|
Lokman Abbasoğlu
iş insanı, kültür adamı, yazar
Lokman Abbasoğlu 17 Eylül 1948 tarihinde Erzincan’ın Tercan ilçesinin Mercan köyünde dünyaya geldi. Ailesi aslen Trabzonlu’dur.
Tercan Müftüsü olan dedesi Ahmet Hamdi Abbasoğlu Ankara'ya Merkez Vaizi olarak tayin edildi. Dedesi 1957 yılında Ankara'da vefat etti. Dedesinden kalan işleri takip etmek üzere, ailecek Ankara'ya taşındılar. Lokman Abbasoğlu 1958 yılında ilkokul 4. sınıfa Cumhuriyet İlkokulu'nda başladı.

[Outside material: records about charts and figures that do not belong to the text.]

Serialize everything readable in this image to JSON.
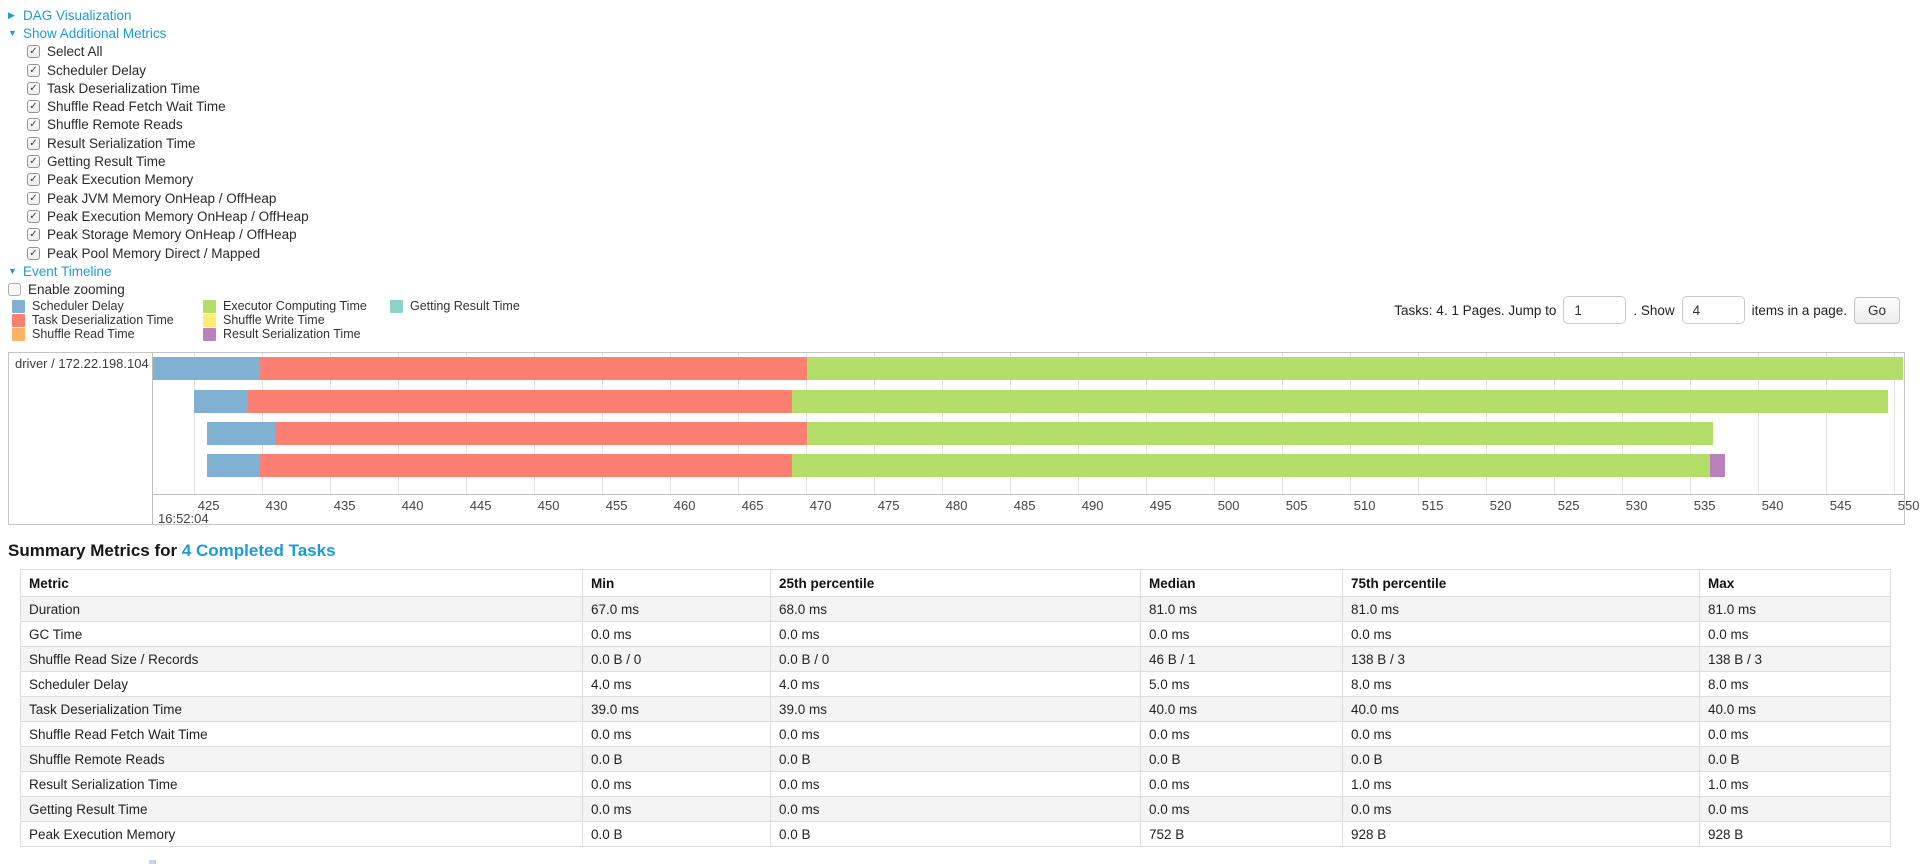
{
  "toggles": {
    "dag": {
      "label": "DAG Visualization",
      "state": "collapsed"
    },
    "additional_metrics": {
      "label": "Show Additional Metrics",
      "state": "expanded"
    },
    "event_timeline": {
      "label": "Event Timeline",
      "state": "expanded"
    }
  },
  "metrics_checkboxes": [
    {
      "label": "Select All",
      "checked": true
    },
    {
      "label": "Scheduler Delay",
      "checked": true
    },
    {
      "label": "Task Deserialization Time",
      "checked": true
    },
    {
      "label": "Shuffle Read Fetch Wait Time",
      "checked": true
    },
    {
      "label": "Shuffle Remote Reads",
      "checked": true
    },
    {
      "label": "Result Serialization Time",
      "checked": true
    },
    {
      "label": "Getting Result Time",
      "checked": true
    },
    {
      "label": "Peak Execution Memory",
      "checked": true
    },
    {
      "label": "Peak JVM Memory OnHeap / OffHeap",
      "checked": true
    },
    {
      "label": "Peak Execution Memory OnHeap / OffHeap",
      "checked": true
    },
    {
      "label": "Peak Storage Memory OnHeap / OffHeap",
      "checked": true
    },
    {
      "label": "Peak Pool Memory Direct / Mapped",
      "checked": true
    }
  ],
  "enable_zooming": {
    "label": "Enable zooming",
    "checked": false
  },
  "legend": {
    "colors": {
      "scheduler_delay": "#80B1D3",
      "task_deserialization": "#FB8072",
      "shuffle_read": "#FDB462",
      "executor_computing": "#B3DE69",
      "shuffle_write": "#FFED6F",
      "result_serialization": "#BC80BD",
      "getting_result": "#8DD3C7"
    },
    "columns": [
      [
        {
          "key": "scheduler_delay",
          "label": "Scheduler Delay"
        },
        {
          "key": "task_deserialization",
          "label": "Task Deserialization Time"
        },
        {
          "key": "shuffle_read",
          "label": "Shuffle Read Time"
        }
      ],
      [
        {
          "key": "executor_computing",
          "label": "Executor Computing Time"
        },
        {
          "key": "shuffle_write",
          "label": "Shuffle Write Time"
        },
        {
          "key": "result_serialization",
          "label": "Result Serialization Time"
        }
      ],
      [
        {
          "key": "getting_result",
          "label": "Getting Result Time"
        }
      ]
    ]
  },
  "pagination": {
    "tasks_text": "Tasks: 4. 1 Pages. Jump to",
    "jump_value": "1",
    "mid_text": ". Show",
    "show_value": "4",
    "suffix_text": "items in a page.",
    "go_label": "Go"
  },
  "chart_data": {
    "type": "timeline",
    "group_label": "driver / 172.22.198.104",
    "axis": {
      "major_label": "16:52:04",
      "unit": "ms within 16:52:04",
      "domain": [
        422,
        551
      ],
      "ticks": [
        425,
        430,
        435,
        440,
        445,
        450,
        455,
        460,
        465,
        470,
        475,
        480,
        485,
        490,
        495,
        500,
        505,
        510,
        515,
        520,
        525,
        530,
        535,
        540,
        545,
        550
      ]
    },
    "tasks": [
      {
        "segments": [
          {
            "key": "scheduler_delay",
            "start": 422.0,
            "end": 429.9
          },
          {
            "key": "task_deserialization",
            "start": 429.9,
            "end": 470.1
          },
          {
            "key": "executor_computing",
            "start": 470.1,
            "end": 550.7
          }
        ]
      },
      {
        "segments": [
          {
            "key": "scheduler_delay",
            "start": 425.0,
            "end": 429.0
          },
          {
            "key": "task_deserialization",
            "start": 429.0,
            "end": 469.0
          },
          {
            "key": "executor_computing",
            "start": 469.0,
            "end": 549.6
          }
        ]
      },
      {
        "segments": [
          {
            "key": "scheduler_delay",
            "start": 426.0,
            "end": 431.0
          },
          {
            "key": "task_deserialization",
            "start": 431.0,
            "end": 470.1
          },
          {
            "key": "executor_computing",
            "start": 470.1,
            "end": 536.7
          }
        ]
      },
      {
        "segments": [
          {
            "key": "scheduler_delay",
            "start": 426.0,
            "end": 429.9
          },
          {
            "key": "task_deserialization",
            "start": 429.9,
            "end": 469.0
          },
          {
            "key": "executor_computing",
            "start": 469.0,
            "end": 536.5
          },
          {
            "key": "result_serialization",
            "start": 536.5,
            "end": 537.6
          }
        ]
      }
    ]
  },
  "summary": {
    "title_prefix": "Summary Metrics for ",
    "title_link": "4 Completed Tasks",
    "table": {
      "headers": [
        "Metric",
        "Min",
        "25th percentile",
        "Median",
        "75th percentile",
        "Max"
      ],
      "rows": [
        {
          "metric": "Duration",
          "values": [
            "67.0 ms",
            "68.0 ms",
            "81.0 ms",
            "81.0 ms",
            "81.0 ms"
          ]
        },
        {
          "metric": "GC Time",
          "values": [
            "0.0 ms",
            "0.0 ms",
            "0.0 ms",
            "0.0 ms",
            "0.0 ms"
          ]
        },
        {
          "metric": "Shuffle Read Size / Records",
          "values": [
            "0.0 B / 0",
            "0.0 B / 0",
            "46 B / 1",
            "138 B / 3",
            "138 B / 3"
          ]
        },
        {
          "metric": "Scheduler Delay",
          "values": [
            "4.0 ms",
            "4.0 ms",
            "5.0 ms",
            "8.0 ms",
            "8.0 ms"
          ]
        },
        {
          "metric": "Task Deserialization Time",
          "values": [
            "39.0 ms",
            "39.0 ms",
            "40.0 ms",
            "40.0 ms",
            "40.0 ms"
          ]
        },
        {
          "metric": "Shuffle Read Fetch Wait Time",
          "values": [
            "0.0 ms",
            "0.0 ms",
            "0.0 ms",
            "0.0 ms",
            "0.0 ms"
          ]
        },
        {
          "metric": "Shuffle Remote Reads",
          "values": [
            "0.0 B",
            "0.0 B",
            "0.0 B",
            "0.0 B",
            "0.0 B"
          ]
        },
        {
          "metric": "Result Serialization Time",
          "values": [
            "0.0 ms",
            "0.0 ms",
            "0.0 ms",
            "1.0 ms",
            "1.0 ms"
          ]
        },
        {
          "metric": "Getting Result Time",
          "values": [
            "0.0 ms",
            "0.0 ms",
            "0.0 ms",
            "0.0 ms",
            "0.0 ms"
          ]
        },
        {
          "metric": "Peak Execution Memory",
          "values": [
            "0.0 B",
            "0.0 B",
            "752 B",
            "928 B",
            "928 B"
          ]
        }
      ]
    }
  }
}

Ortaokulu Anafartalar Lisesi Ortaokulu’nda okudu. Gazi Lisesi’nden 1969-70 ders yılında mezun oldu. Liseden sonra Ankara Üniversitesi İlahiyat Fakültesi’ni tercih etti.
Üniversite birinci sınıfın hemen ikinci ayında İlahiyat Fakültesi Ülkü Ocağı Başkanlığı’na seçildi. 12 Mart 1971 muhtırasından sonra Ülkü Ocakları kapatıldıktan sonra MHP Gençlik Kolları Genel Muhasipliğine seçildi.
1973 yılında Bursa'da faaliyette olan Bursa Ülkü Ocağı’nın tüzüğünü değiştirerek, Muharrem Şemsek ve diğer arkadaşlarıyla 12 Mart'tan sonra Ülkü Ocakları'nın yeniden kurulmasına katkıda bulundu.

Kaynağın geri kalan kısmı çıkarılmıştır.